On redrafting the dissertation

Writing a book is hard. Converting a PhD dissertation into a text which people might want to read for purposes other than assessing a candidate’s worthiness for being given a PhD is possibly harder than writing a book from scratch (this is supposition on my part and I will not be held to it in a court of law), given that there’s a strong temptation to keep as much of the original text even though a lot of that text could be described as “functionally written for the purposes of being given a PhD” (that’s me quoting me, by the way).

At the moment my hands are cold, which seems particularly unfair, because it’s my birthday and I thought by the age of thirty-six I’d be living in insulated housing. I mention this because it’s a complete non sequitur designed to move from one problem to another. Because the other problem with converting a thesis into a book is the constant feeling that most of it is written, when, really, it isn’t. The dissertation gives me a nice structure to work with, and the arguments are all developed, but the book should say/do more than the thesis, otherwise, for the reader, what’s the point?

So, in order to say/do more, I have, over the last two months, been reading and rereading a significant (and hopefully representative) proportion of the academic literature on conspiracy theories. There are things to be said about that literature, which hopefully I will be able to express more verbosely than what I am currently doing, which is shouting “Why are you so confused?” whenever I look at my database of reference materials.

What I can say is that my new reading of the literature confirms some of my previously expressed worries, thus giving me more citations to illustrate said concerns. On occasion, I even have found a nice turn of phrase which supports some argument I had already made. ((Sometimes these turns of phrases are things I could never have read prior to the thesis being submitted (mostly because they post-date September 2011), and sometimes they are things I could have (and in one case, should have) read but I never got around to it. Not because of laziness (well, not necessarily because of laziness), you understand. There’s only so much material you can read before you have to start writing.)). All of which is nice and feels remarkably like work, even though the writing I am currently doing is really cut-and-pasting my notes in between sections of the old PhD.

One benefit (of many, probably) to having a nice (and peer-reviewed) structure to the book already in place is that it’s easy to work out, approximately, where new material should go and where to place these nice turns of phrases. With the exception of three chapters (of eight), the book is mostly readable. Sure, there are moments where the text becomes heavy with quotes sans much in the way of commentary, but those moments will, in the next six months, become largely indistinguishable from the rest of the text.

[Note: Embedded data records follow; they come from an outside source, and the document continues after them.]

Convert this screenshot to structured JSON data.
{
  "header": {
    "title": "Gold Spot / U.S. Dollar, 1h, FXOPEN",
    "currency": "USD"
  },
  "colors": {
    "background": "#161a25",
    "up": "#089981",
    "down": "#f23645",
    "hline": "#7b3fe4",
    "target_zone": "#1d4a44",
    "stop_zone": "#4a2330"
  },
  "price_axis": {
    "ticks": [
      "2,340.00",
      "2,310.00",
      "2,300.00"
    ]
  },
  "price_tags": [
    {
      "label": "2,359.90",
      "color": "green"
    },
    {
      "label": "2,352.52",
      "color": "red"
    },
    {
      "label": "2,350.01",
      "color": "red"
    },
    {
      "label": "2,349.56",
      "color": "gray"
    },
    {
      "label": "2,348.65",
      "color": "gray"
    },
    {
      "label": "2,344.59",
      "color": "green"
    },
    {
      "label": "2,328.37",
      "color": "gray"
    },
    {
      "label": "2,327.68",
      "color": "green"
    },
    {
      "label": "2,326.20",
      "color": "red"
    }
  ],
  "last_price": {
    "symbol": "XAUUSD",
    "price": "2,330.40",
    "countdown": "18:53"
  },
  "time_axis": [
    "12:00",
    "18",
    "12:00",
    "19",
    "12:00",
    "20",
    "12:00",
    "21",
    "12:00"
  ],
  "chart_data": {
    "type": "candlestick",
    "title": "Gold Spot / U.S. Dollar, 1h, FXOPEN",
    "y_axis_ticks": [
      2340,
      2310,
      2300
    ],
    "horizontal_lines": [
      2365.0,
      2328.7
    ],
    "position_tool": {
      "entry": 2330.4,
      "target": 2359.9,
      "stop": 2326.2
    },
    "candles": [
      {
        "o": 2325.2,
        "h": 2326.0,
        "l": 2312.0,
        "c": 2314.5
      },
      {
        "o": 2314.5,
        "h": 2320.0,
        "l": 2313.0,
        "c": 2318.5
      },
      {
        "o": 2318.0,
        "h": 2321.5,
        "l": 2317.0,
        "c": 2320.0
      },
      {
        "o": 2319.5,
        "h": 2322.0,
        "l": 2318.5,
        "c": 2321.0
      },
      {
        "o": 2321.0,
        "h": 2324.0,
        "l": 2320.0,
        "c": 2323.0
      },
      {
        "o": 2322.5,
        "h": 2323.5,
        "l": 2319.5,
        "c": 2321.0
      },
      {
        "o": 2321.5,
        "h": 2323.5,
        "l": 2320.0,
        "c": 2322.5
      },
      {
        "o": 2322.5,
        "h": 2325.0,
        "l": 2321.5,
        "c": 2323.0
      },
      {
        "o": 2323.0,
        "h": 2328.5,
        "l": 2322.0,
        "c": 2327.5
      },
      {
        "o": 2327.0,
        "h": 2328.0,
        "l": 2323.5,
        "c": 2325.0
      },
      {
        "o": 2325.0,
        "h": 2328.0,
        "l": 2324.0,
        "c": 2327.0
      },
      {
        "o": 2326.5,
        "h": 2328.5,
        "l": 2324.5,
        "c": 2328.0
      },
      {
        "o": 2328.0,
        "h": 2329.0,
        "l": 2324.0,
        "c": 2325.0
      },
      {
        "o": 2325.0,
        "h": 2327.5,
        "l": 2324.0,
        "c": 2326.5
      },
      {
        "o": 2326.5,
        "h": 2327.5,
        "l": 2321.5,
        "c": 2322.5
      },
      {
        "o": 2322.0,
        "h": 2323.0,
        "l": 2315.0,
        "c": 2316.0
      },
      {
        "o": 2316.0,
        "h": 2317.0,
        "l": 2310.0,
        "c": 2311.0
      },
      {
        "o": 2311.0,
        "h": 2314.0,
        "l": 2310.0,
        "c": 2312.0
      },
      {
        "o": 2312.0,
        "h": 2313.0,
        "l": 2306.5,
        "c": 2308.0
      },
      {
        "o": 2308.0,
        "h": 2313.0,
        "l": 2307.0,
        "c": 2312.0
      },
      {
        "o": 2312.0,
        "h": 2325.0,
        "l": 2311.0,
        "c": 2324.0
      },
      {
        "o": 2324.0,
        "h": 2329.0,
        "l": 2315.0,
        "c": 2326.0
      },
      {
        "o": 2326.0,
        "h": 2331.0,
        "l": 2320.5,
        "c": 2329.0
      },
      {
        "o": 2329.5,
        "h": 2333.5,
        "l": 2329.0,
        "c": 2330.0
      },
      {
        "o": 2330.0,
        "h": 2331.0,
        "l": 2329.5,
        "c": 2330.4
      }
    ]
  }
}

However, therein lies the danger, once again, of the dissertation being the backbone of the book; it’s mightily tempting to write the new sections in the style of the old (a style which is dry and lacking in excitement; a style which is perfect for a PhD but lacking in the kind of joy you might expect of someone’s first book).

Which leads to problem number three. Because I wrote my dissertation in TeX I have an awful lot of hashed out text in my thesis, some of which are the ancient ruins of great ideas whilst others are the degenerating results of badly chosen paradigms. Some of the hashed out material is material I never got around to finishing, a lot of which turned out to be tangential to the goal of completing a succinct, snappy PhD. I have been resurrecting some of these lost ideas, which at first felt good, until I started finding the comments from my supervisors.

Like any good scholar, I keep a record of feedback on my work. Should I want to revisit something, then I can quickly learn why I might have discarded the idea in the first place. Some of the tangents in my PhD have associated hashed out notes from my supervisors and, frankly, the experience of reading those pieces of feedback are (not always) associated with a visceral feeling of the last few months of finishing the PhD, when I just wanted to roar constantly:

“WHY DOES NO ONE APPRECIATE MY GENIUS!”

Like any good scholar, I should appreciate criticism. Outside of my PhD work I can take criticism with grace and just a little charm, but the memory of those last few months of being a PhD candidate still loom large and those comments, helpfully left in by past-Matthew, rankle current-Matthew so much that I have decided to leave them in place for future-Matthew to deal with.

Which kind of makes me out to be (even more of) blight on my own existence, doesn’t it?